Indications
Brinzolamide is approved by the FDA for managing elevated intraocular pressure in patients who have either ocular hypertension or open-angle glaucoma. It can be administered as a single agent or in conjunction with brimonidine. Additionally, in Europe, brinzolamide is approved for use in combination with timolol for treating these same conditions.
Pharmacodynamics
Brinzolamide functions by inhibiting carbonic anhydrase II (CA-II) located in the eye's ciliary process, which slows down the formation of bicarbonate. This process reduces fluid flow within the eye, thereby lowering intraocular pressure (IOP). Studies involving brinzolamide as an adjunctive treatment to the prostaglandin analog travoprost have demonstrated its efficacy. In these studies, patients who had an IOP of 19 mmHg or higher were randomized to receive either brinzolamide or timolol. Both groups experienced a reduction in mean diurnal IOP, with decreases ranging from 3.2 to 3.4 mmHg in the brinzolamide group and 3.2 to 4.2 mmHg in the timolol group.
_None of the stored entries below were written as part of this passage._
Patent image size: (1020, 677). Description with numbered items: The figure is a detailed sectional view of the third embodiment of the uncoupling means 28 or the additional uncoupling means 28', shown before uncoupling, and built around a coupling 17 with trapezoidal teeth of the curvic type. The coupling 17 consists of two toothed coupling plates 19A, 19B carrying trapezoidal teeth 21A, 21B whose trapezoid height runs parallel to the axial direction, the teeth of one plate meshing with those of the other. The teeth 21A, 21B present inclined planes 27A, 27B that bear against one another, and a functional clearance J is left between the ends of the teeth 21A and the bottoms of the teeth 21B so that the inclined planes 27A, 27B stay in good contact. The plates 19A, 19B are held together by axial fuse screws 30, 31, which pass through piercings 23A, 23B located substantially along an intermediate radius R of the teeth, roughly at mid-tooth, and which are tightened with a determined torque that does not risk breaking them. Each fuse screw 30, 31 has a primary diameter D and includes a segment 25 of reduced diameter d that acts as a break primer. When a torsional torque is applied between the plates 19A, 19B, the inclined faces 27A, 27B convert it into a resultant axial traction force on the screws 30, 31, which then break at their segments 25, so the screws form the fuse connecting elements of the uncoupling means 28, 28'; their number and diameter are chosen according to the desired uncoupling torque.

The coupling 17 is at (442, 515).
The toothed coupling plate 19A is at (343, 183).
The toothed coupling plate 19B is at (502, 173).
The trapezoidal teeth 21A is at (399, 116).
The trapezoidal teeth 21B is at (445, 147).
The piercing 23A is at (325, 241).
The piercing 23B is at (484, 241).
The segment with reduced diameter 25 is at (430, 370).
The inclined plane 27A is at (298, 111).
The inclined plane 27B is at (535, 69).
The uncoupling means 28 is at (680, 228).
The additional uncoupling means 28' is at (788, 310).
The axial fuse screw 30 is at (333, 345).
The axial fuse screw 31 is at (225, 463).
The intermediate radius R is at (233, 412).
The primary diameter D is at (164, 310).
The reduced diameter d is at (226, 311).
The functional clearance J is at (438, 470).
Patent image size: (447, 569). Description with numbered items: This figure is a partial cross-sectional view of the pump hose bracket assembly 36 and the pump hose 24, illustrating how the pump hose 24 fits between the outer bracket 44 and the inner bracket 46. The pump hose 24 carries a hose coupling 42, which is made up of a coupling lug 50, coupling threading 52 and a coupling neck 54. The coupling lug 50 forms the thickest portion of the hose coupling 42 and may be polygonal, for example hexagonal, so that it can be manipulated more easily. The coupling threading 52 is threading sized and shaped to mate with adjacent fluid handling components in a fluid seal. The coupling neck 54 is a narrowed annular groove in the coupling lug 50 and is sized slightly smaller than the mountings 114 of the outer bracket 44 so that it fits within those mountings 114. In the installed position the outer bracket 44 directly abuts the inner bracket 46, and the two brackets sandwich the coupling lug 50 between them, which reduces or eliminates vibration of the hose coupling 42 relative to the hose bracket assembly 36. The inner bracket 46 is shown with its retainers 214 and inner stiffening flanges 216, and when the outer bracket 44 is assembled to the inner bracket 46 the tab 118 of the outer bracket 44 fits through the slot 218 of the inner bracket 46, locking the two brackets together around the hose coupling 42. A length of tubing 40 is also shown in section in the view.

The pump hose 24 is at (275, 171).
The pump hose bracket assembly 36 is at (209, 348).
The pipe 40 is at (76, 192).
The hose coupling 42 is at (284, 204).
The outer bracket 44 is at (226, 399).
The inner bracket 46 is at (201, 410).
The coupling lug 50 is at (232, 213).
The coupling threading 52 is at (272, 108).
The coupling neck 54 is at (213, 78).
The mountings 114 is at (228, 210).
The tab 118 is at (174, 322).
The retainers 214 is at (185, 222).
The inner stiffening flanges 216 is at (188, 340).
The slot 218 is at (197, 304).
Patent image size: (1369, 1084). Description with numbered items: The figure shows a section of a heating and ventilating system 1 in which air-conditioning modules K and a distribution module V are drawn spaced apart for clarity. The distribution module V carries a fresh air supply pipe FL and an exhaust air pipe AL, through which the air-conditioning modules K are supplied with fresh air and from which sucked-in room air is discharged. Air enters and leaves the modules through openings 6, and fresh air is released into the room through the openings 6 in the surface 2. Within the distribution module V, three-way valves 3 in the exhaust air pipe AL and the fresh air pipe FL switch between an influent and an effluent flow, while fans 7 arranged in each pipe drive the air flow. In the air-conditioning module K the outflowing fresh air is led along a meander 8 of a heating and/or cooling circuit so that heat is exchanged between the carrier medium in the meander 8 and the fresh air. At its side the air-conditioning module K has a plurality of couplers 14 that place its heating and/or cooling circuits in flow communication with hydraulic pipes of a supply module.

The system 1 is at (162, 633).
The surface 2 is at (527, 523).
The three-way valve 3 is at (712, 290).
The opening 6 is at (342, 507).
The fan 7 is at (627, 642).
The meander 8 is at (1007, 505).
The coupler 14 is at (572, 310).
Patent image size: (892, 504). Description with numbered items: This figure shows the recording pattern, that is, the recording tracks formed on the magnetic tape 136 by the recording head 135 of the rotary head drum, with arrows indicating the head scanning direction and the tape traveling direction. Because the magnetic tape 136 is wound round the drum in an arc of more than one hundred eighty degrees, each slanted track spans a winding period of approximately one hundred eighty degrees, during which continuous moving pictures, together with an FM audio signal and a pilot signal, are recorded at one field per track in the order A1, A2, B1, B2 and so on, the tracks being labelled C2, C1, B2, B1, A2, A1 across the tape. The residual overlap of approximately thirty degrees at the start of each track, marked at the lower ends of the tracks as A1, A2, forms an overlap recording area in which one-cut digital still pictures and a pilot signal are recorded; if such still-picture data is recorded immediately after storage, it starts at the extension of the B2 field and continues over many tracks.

Although there was a higher incidence of mild local irritation in the brinzolamide/travoprost group, it did not significantly impact the study's discontinuation rates. Further clinical trials involving 32 pediatric patients, both treatment-naive and those previously on IOP-lowering therapies, showed that brinzolamide produced IOP reductions comparable to those seen in adult patients.
Absorption
Upon topical ocular administration, brinzolamide is absorbed through the cornea. It also enters the systemic circulation, where it binds strongly to carbonic anhydrase in red blood cells. Despite this, plasma concentrations remain very low.
Metabolism
Brinzolamide undergoes metabolism predominantly via hepatic cytochrome P450 isozymes, specifically CYP3A4, CYP2A6, CYP2B6, CYP2C8, and CYP2C9. The primary metabolite formed is N-desethylbrinzolamide, followed by several other metabolites including N-desmethoxypropyl, O-desmethyl, and an N-propionic acid analog. It is noteworthy that brinzolamide and N-desethylbrinzolamide do not inhibit cytochrome P450 isozymes at concentrations that exceed systemic levels by at least a hundredfold.
Mechanism of Action
Brinzolamide operates as a highly selective, reversible, non-competitive inhibitor of carbonic anhydrases (CA), which are enzymes responsible for catalyzing the reversible conversion of water and carbon dioxide into bicarbonate ions. Among the seven CA isoforms present in human tissues, brinzolamide exhibits the greatest affinity for CA II. Significantly, neither brinzolamide nor its active metabolites have been observed to displace known ligands from their receptors or interact with other enzymes frequently associated with side effects or secondary pharmacological actions, thereby contributing to its exceptional safety profile.